Again, there is a close analogy between the failure in this case and the failure to comply with some statutory requirement in the levy of an execution on real estate or a sale thereon of personal property. In such a case the law presumes some damage. Bank of Hartford County v. Waterman, supra. The extent of the damage may depend upon circumstances. It may be the loss of the whole debt, or it may be only of the expense of that proceeding. In this *529case the creditor incurred the expense, with no beneficial result, of prosecuting the foreign attachment. It would seem that that of itself would be sufficient to sustain the action, independently of the question whether the debt may or may not be ultimately paid.

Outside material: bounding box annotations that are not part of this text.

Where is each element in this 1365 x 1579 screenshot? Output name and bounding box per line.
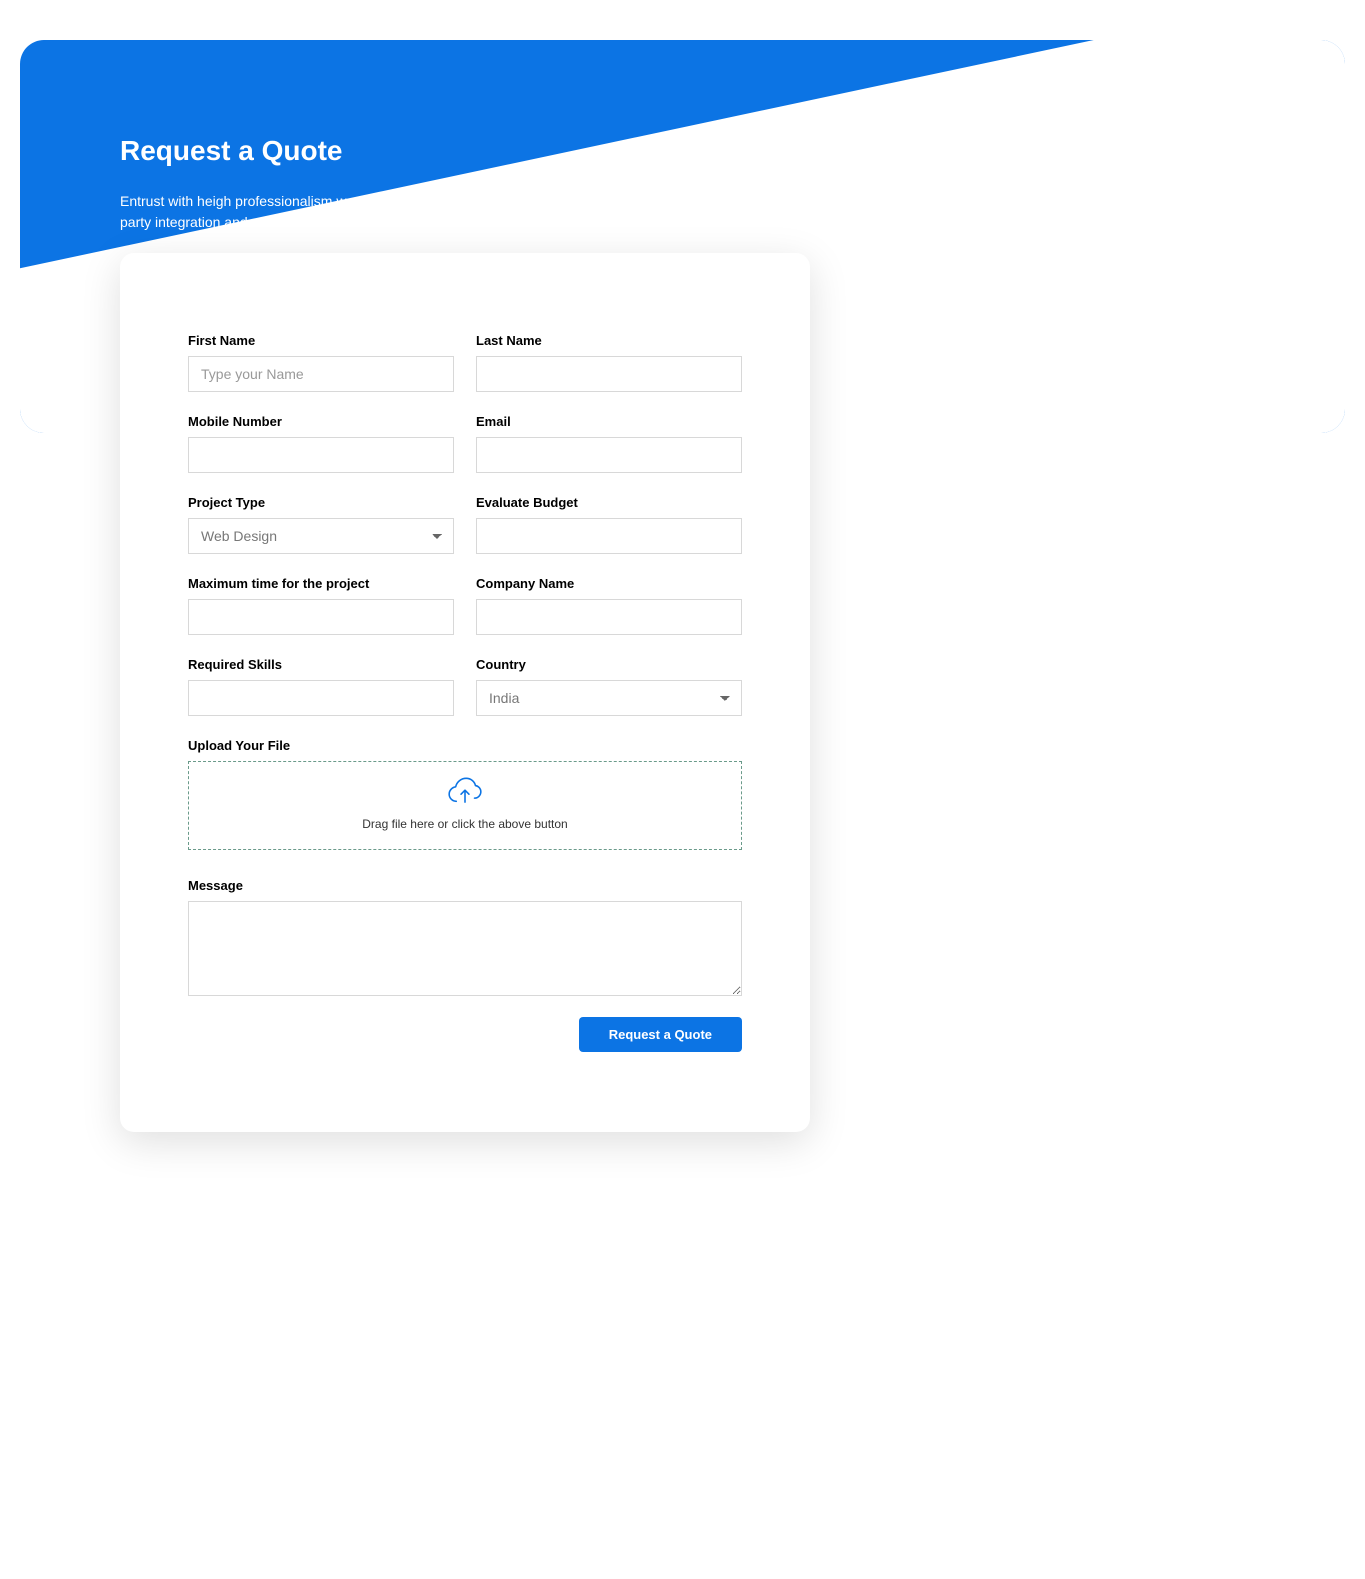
upload-dropzone[interactable]: Drag file here or click the above button <box>188 761 742 850</box>
skills-label: Required Skills <box>188 657 454 672</box>
email-input[interactable] <box>476 437 742 473</box>
group-first-name: First Name <box>188 333 454 392</box>
page-description: Entrust with heigh professionalism we ar… <box>120 191 800 233</box>
row-skills-country: Required Skills Country India <box>188 657 742 716</box>
email-label: Email <box>476 414 742 429</box>
row-contact: Mobile Number Email <box>188 414 742 473</box>
budget-label: Evaluate Budget <box>476 495 742 510</box>
page-title: Request a Quote <box>120 135 1245 167</box>
country-label: Country <box>476 657 742 672</box>
message-label: Message <box>188 878 742 893</box>
quote-page: Request a Quote Entrust with heigh profe… <box>20 40 1345 1132</box>
group-project-type: Project Type Web Design <box>188 495 454 554</box>
group-company: Company Name <box>476 576 742 635</box>
max-time-input[interactable] <box>188 599 454 635</box>
skills-input[interactable] <box>188 680 454 716</box>
group-email: Email <box>476 414 742 473</box>
company-label: Company Name <box>476 576 742 591</box>
group-country: Country India <box>476 657 742 716</box>
group-upload: Upload Your File Drag file here or click… <box>188 738 742 850</box>
project-type-select[interactable]: Web Design <box>188 518 454 554</box>
group-mobile: Mobile Number <box>188 414 454 473</box>
row-time-company: Maximum time for the project Company Nam… <box>188 576 742 635</box>
upload-hint: Drag file here or click the above button <box>199 817 731 831</box>
project-type-label: Project Type <box>188 495 454 510</box>
first-name-input[interactable] <box>188 356 454 392</box>
hero-content: Request a Quote Entrust with heigh profe… <box>120 135 1245 233</box>
row-project: Project Type Web Design Evaluate Budget <box>188 495 742 554</box>
group-budget: Evaluate Budget <box>476 495 742 554</box>
message-textarea[interactable] <box>188 901 742 996</box>
request-quote-button[interactable]: Request a Quote <box>579 1017 742 1052</box>
quote-form-card: First Name Last Name Mobile Number Email… <box>120 253 810 1132</box>
group-last-name: Last Name <box>476 333 742 392</box>
last-name-label: Last Name <box>476 333 742 348</box>
country-select[interactable]: India <box>476 680 742 716</box>
upload-label: Upload Your File <box>188 738 742 753</box>
cloud-upload-icon <box>199 776 731 811</box>
group-max-time: Maximum time for the project <box>188 576 454 635</box>
row-name: First Name Last Name <box>188 333 742 392</box>
last-name-input[interactable] <box>476 356 742 392</box>
group-skills: Required Skills <box>188 657 454 716</box>
group-message: Message <box>188 878 742 1001</box>
max-time-label: Maximum time for the project <box>188 576 454 591</box>
mobile-label: Mobile Number <box>188 414 454 429</box>
submit-row: Request a Quote <box>188 1017 742 1052</box>
first-name-label: First Name <box>188 333 454 348</box>
company-input[interactable] <box>476 599 742 635</box>
budget-input[interactable] <box>476 518 742 554</box>
mobile-input[interactable] <box>188 437 454 473</box>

The plaintiff’s counsel suggest that, as in the ease of a failure to serve mesne process it is necessary to wait and see if the debt will be paid, or if it can be collected on an execution, so in this case it is necessary to see if the debt can be collected on the scire facias. Perhaps the default will not be noticed, or the garnishee may possibly waive it, or in some way fail to take advantage of it. The suggestion contemplates the possibility of collecting the debt from one who is under no legal obligation to pay it, and who, if he does pay it, may have no claim on the debtor for indemnity. The proceeding against the garnishee was at best an experiment, which, if it had been successful by 'reason of any of the matters suggested, would most likely have resulted in injustice. It is unnecessary to say that the law requires no such experiment.

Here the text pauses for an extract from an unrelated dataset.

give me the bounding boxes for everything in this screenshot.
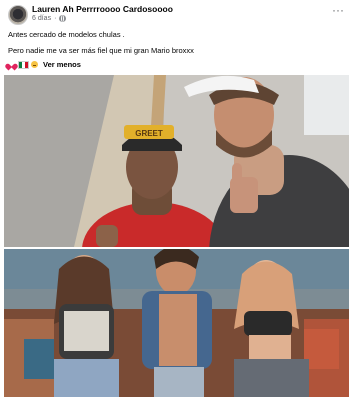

The law will tolerate, and in some instances require, an effort to collect a debt of the debtor; but it will not tolerate, much less will it require, a creditor to attempt to collect his debt of another who is under no legal or moral obligation to pay it.

Our conclusion is that the cause of action accrued more than two years before the commencement of this suit, and that the Superior Court rightly held that the statute of limitations applied to it.

In this opinion the other judges concurred.